DiffusionTrend: A Minimalist Approach to Virtual Fashion Try-On

(-) The motivations are defective. i) Most SOTA methods only fine-tune the diffusion models and are not too computationally extensive. ii) The densepose/segment map/clothes-agnostic representations/keypoints are not additional inputs, but intermediate results from existing tools, and therefore do not complicate use at all. iii) There are many existing human parsing models (no need to use SegmentAnything) that are powerful and lightweight, which can be obtained by googling the keyword "human parsing model".

(-) There is little technical novelty. The training of a simple segmentation network (Sec. 3.2) is trivial and as mentioned above, unnecessary. The editing through masking & copying strategy (Sec. 3.3) is also trivial in diffusion-based image editing (VTON is a niche of general image editing).

(-) The results are much worse than the state-of-the-art methods and are not meaningful. Specifically, due to the masking and replication strategies used in the proposed method, the clothes are not really "worn" on the body, but rather look like images attached to the body. For example, in Fig. 4, row 1: the wrinkles of the clothes are lost; row 3: the edge of the shorts are not removed and break the shape of the dress; row 4: the result ignores the body shape of the lady.
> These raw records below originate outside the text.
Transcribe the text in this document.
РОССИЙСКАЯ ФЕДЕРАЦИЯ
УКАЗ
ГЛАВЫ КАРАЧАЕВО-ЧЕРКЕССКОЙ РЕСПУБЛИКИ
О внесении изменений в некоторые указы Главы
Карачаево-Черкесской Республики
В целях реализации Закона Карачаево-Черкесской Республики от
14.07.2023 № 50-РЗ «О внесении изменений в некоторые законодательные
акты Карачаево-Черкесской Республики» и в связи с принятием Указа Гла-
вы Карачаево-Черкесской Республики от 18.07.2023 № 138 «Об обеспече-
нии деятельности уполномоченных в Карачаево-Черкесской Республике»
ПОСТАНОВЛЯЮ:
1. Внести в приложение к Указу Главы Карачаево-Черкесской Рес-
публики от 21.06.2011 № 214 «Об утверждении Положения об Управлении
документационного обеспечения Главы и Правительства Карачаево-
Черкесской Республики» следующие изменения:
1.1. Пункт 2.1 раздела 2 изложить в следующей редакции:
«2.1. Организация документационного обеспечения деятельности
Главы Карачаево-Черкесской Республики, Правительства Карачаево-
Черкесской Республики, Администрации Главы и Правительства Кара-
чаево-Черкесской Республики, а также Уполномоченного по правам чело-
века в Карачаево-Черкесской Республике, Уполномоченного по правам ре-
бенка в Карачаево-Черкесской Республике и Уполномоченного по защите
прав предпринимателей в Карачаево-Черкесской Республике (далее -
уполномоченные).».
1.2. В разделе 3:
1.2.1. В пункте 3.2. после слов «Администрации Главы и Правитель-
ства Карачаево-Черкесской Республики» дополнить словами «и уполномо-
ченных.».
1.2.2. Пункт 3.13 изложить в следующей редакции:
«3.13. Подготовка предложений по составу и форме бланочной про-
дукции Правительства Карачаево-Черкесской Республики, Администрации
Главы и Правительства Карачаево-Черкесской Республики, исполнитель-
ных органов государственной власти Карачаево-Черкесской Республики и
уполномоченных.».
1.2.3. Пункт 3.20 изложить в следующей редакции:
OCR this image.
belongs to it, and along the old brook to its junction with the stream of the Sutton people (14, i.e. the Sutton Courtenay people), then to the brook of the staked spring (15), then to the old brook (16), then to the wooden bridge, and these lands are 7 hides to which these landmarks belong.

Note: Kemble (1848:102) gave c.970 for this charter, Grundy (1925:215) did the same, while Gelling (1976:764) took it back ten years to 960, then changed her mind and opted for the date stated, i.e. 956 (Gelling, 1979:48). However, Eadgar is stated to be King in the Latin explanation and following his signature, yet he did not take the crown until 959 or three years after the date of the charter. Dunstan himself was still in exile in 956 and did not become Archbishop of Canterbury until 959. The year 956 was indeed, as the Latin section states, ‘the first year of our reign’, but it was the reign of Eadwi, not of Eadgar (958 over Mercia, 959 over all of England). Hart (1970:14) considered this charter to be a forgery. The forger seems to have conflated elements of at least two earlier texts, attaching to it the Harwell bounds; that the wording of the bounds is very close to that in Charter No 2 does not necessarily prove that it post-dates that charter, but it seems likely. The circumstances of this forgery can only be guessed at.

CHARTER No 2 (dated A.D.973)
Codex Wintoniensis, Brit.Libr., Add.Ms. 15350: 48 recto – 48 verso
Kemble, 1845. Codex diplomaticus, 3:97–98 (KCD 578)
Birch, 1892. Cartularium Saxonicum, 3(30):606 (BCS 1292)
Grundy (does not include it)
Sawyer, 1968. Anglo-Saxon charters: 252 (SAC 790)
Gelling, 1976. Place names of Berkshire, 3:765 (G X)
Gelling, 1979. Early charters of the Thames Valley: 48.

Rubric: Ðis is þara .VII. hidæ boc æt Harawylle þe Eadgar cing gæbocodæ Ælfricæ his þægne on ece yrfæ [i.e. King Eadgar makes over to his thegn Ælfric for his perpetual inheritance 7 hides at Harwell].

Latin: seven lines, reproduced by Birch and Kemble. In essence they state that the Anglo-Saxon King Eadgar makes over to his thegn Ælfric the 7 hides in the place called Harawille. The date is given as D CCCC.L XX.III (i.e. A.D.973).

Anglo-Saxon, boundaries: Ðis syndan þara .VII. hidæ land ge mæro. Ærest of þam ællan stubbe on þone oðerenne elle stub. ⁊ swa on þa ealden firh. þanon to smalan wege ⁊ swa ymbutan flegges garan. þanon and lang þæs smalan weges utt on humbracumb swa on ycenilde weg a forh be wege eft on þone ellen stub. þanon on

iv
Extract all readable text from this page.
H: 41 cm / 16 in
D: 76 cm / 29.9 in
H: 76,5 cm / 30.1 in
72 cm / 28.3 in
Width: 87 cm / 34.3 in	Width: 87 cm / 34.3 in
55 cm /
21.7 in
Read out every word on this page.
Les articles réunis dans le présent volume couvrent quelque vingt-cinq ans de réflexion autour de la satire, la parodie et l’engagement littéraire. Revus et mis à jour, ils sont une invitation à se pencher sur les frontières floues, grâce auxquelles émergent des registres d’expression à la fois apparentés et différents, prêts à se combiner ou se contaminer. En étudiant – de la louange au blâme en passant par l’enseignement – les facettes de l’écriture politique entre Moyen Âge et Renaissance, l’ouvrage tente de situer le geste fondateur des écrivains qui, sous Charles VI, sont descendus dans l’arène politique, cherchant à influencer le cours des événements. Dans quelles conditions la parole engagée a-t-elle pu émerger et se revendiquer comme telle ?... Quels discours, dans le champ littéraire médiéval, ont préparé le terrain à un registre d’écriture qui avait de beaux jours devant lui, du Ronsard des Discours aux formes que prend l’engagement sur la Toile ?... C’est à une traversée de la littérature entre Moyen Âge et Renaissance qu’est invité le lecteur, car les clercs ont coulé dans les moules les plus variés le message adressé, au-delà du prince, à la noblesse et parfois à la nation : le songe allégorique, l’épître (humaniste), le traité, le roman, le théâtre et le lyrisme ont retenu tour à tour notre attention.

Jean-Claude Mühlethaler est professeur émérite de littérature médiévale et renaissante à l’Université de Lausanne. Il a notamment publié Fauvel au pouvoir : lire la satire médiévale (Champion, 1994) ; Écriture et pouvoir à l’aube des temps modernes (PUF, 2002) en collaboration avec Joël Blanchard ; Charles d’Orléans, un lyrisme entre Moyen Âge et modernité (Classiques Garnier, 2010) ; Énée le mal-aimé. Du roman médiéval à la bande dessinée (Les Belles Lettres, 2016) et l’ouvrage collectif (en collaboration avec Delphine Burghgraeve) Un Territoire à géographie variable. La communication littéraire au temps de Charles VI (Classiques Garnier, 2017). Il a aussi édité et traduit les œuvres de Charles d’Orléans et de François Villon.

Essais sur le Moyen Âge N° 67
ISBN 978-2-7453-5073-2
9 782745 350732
(-) The evaluation is limited. The types of clothes tested are much fewer than SOTA. All the examples have a simple background.

Therefore, the contributions of this paper are poor.

1. The statement in line 161 "Traditional segmentation models (He et al., 2017; Kirillov et al., 2023) are typically employed to generate masks. However, in environments where numerous users engage in online consultations simultaneously, computational efficiency becomes crucial. For instance, Segment Anything (Kirillov et al., 2023), while effective, incurs a significant computational cost , which can be impractical for real-world applications, especially when scalability and cost-effectiveness are paramount" is inaccurate. In fact, input model images and input garment images can be automatically preprocessed through existing pretrained human-parsing models to obtain denpose, openpose, parsing images, agnostic images, etc. Please refer to the code [1][2]. Large segmentation model such as Segment Anything is NOT used. In addition, the computational overhead of image segmentation is very small compared to the diffusion denoising process.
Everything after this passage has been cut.